Natural Environment Teaching (NET)

Natural Environment Teaching (NET) utilizes the principles of ABA to teach within the natural environment of the learner. In NET clients acquire new skills through fun and reinforcing play activities. Goals are taught directly by inserting "trials" into natural and fun play. Many learners on the Autism spectrum have limited play skills so NET focuses on pairing clients preferred items and activities with new activities in an effort to expand the learner’s interests and teach new skills. NET is also implemented to transfer newly learned skills from a structured 1:1 therapy environment to the natural setting.
Why Natural Environment Teaching is Important
There are many therapy programs that only teach in a highly structured setting and fail to teach skills in the learners natural environment. Many times skills that are learned in unnatural settings are not utilized outside of therapy sessions. Unfortunately for learners on the Autism Spectrum this can lead to a lack of generalization of the skill. A lack of generalization is evidenced when a learner is only able to perform the skill in the setting in which it was taught and many times only with the one person that taught the skill. NET prevents these problems from occurring by focusing on a broad generalization of newly learned skills across environments, people and times. If a skill is taught in a 1:1 environment it is then taught in multiple environments with as many of the learners family members and caretakers as possible and across different times of the day. In NET even simple things within an environment are varied such as sitting in different chairs or on a rug rather than at the table and outside rather than always inside. The more variance in the environment the more likely the skill will become generalized and the learner will be able to use the skill across all the different environments and with the different people in their lives.
Motivation In Natural Environment Teaching
In NET instructions are influenced by the learners motivation and therapy sessions are held in the clients everyday environment such as the home. At the beginning of an ABA therapy program it is especially important for therapists to pair themselves with reinforcing activities in order to build rapport and trust with the learner and, as a result, capture the learners motivation to interact and learn. This important beginning stage helps to capture and maintain motivation throughout the ABA therapy program. Goals are individualized and focus on the learners specific needs and these needs are focused on during activities of the learners interest and choosing.
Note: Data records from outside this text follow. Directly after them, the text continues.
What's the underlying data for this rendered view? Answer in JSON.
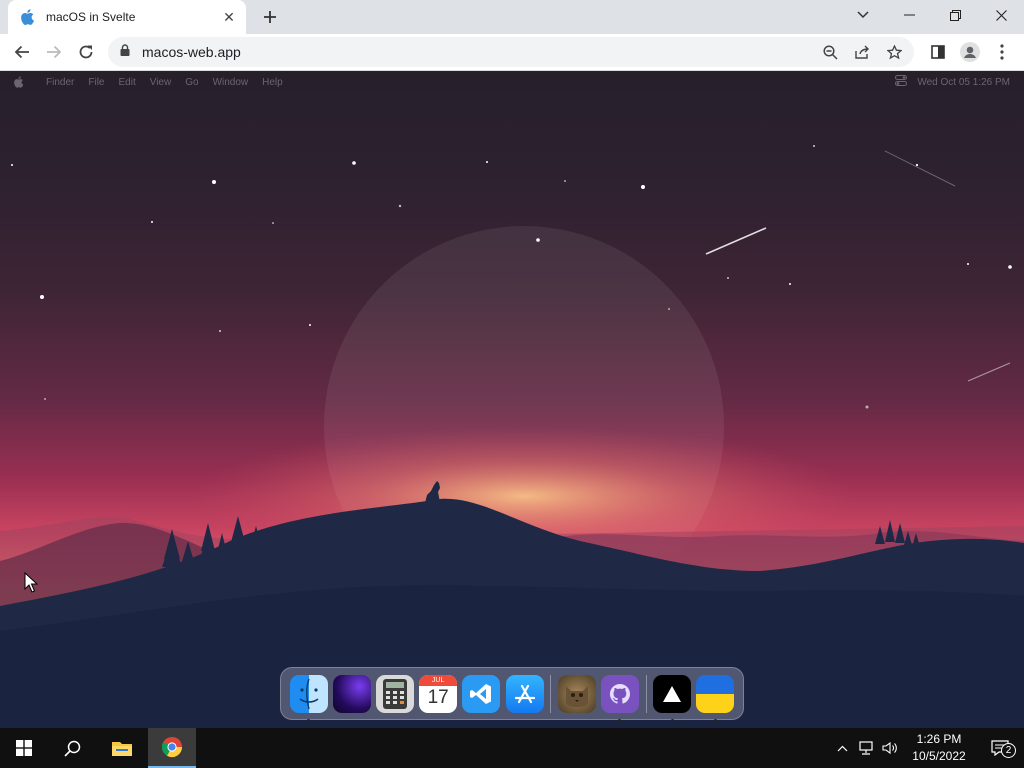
{
  "browser": {
    "tab_title": "macOS in Svelte",
    "url": "macos-web.app"
  },
  "macos": {
    "menubar": {
      "items": [
        "Finder",
        "File",
        "Edit",
        "View",
        "Go",
        "Window",
        "Help"
      ],
      "datetime": "Wed Oct 05  1:26 PM"
    },
    "dock": {
      "apps": [
        {
          "name": "finder-app",
          "running": true
        },
        {
          "name": "wallpapers-app",
          "running": false
        },
        {
          "name": "calculator-app",
          "running": false
        },
        {
          "name": "calendar-app",
          "running": false,
          "month": "JUL",
          "day": "17"
        },
        {
          "name": "vscode-app",
          "running": false
        },
        {
          "name": "app-store-app",
          "running": false
        },
        {
          "name": "purrfect-cat-app",
          "running": false
        },
        {
          "name": "github-app",
          "running": true
        },
        {
          "name": "vercel-app",
          "running": true
        },
        {
          "name": "ukraine-app",
          "running": true
        }
      ]
    }
  },
  "taskbar": {
    "time": "1:26 PM",
    "date": "10/5/2022",
    "notification_count": "2"
  }
}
Therapists follow the learners lead when choosing activities and goals are inserted into these activities to maintain high motivation.
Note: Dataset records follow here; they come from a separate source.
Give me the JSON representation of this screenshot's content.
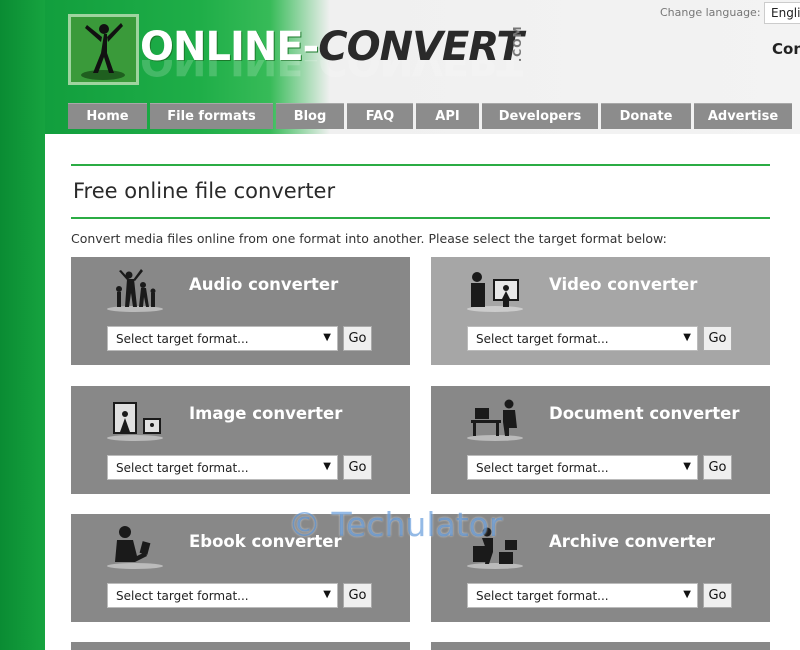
{
  "header": {
    "logo_main": "ONLINE-",
    "logo_second": "CONVERT",
    "logo_com": ".COM",
    "change_language_label": "Change language:",
    "language_value": "English",
    "corner_text": "Con"
  },
  "nav": {
    "items": [
      {
        "label": "Home"
      },
      {
        "label": "File formats"
      },
      {
        "label": "Blog"
      },
      {
        "label": "FAQ"
      },
      {
        "label": "API"
      },
      {
        "label": "Developers"
      },
      {
        "label": "Donate"
      },
      {
        "label": "Advertise"
      }
    ]
  },
  "main": {
    "title": "Free online file converter",
    "intro": "Convert media files online from one format into another. Please select the target format below:",
    "cards": [
      {
        "title": "Audio converter",
        "select_placeholder": "Select target format...",
        "go_label": "Go",
        "icon": "audio-people-icon"
      },
      {
        "title": "Video converter",
        "select_placeholder": "Select target format...",
        "go_label": "Go",
        "icon": "video-icon"
      },
      {
        "title": "Image converter",
        "select_placeholder": "Select target format...",
        "go_label": "Go",
        "icon": "image-icon"
      },
      {
        "title": "Document converter",
        "select_placeholder": "Select target format...",
        "go_label": "Go",
        "icon": "document-desk-icon"
      },
      {
        "title": "Ebook converter",
        "select_placeholder": "Select target format...",
        "go_label": "Go",
        "icon": "ebook-reader-icon"
      },
      {
        "title": "Archive converter",
        "select_placeholder": "Select target format...",
        "go_label": "Go",
        "icon": "archive-box-icon"
      }
    ]
  },
  "watermark": "© Techulator",
  "colors": {
    "brand_green": "#2bac44",
    "nav_gray": "#8c8c8c",
    "card_gray": "#888888",
    "card_light_gray": "#a6a6a6"
  }
}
Prompting In Natural Environment Teaching
To increase retention and generalization of skills in NET and to prevent learners from becoming prompt dependent, prompts are always faded out as quickly as possible. This fading out of prompt intrusiveness promotes independent use of skills in the learners natural environments. Prompts are faded from the most intrusive to the least intrusive. The most intrusive prompts are typically full physical prompts (AKA hand over hand prompts) which are faded to partial physical prompts and then to verbal prompts or partial verbal prompts which are faded to gesture or delay prompts, the next step for the learner is the independent use of the skill. When teaching a child to mand/request, an example of prompt fading would be to start with a full verbal prompt and then to fade out until independent manding/requesting is reached. If a child is not yet imitating words but is able to imitate sounds, a whole word would not be required to gain access to what they want. As the child displays an increased ability to imitate and approximate sounds, better and better word approximations are required.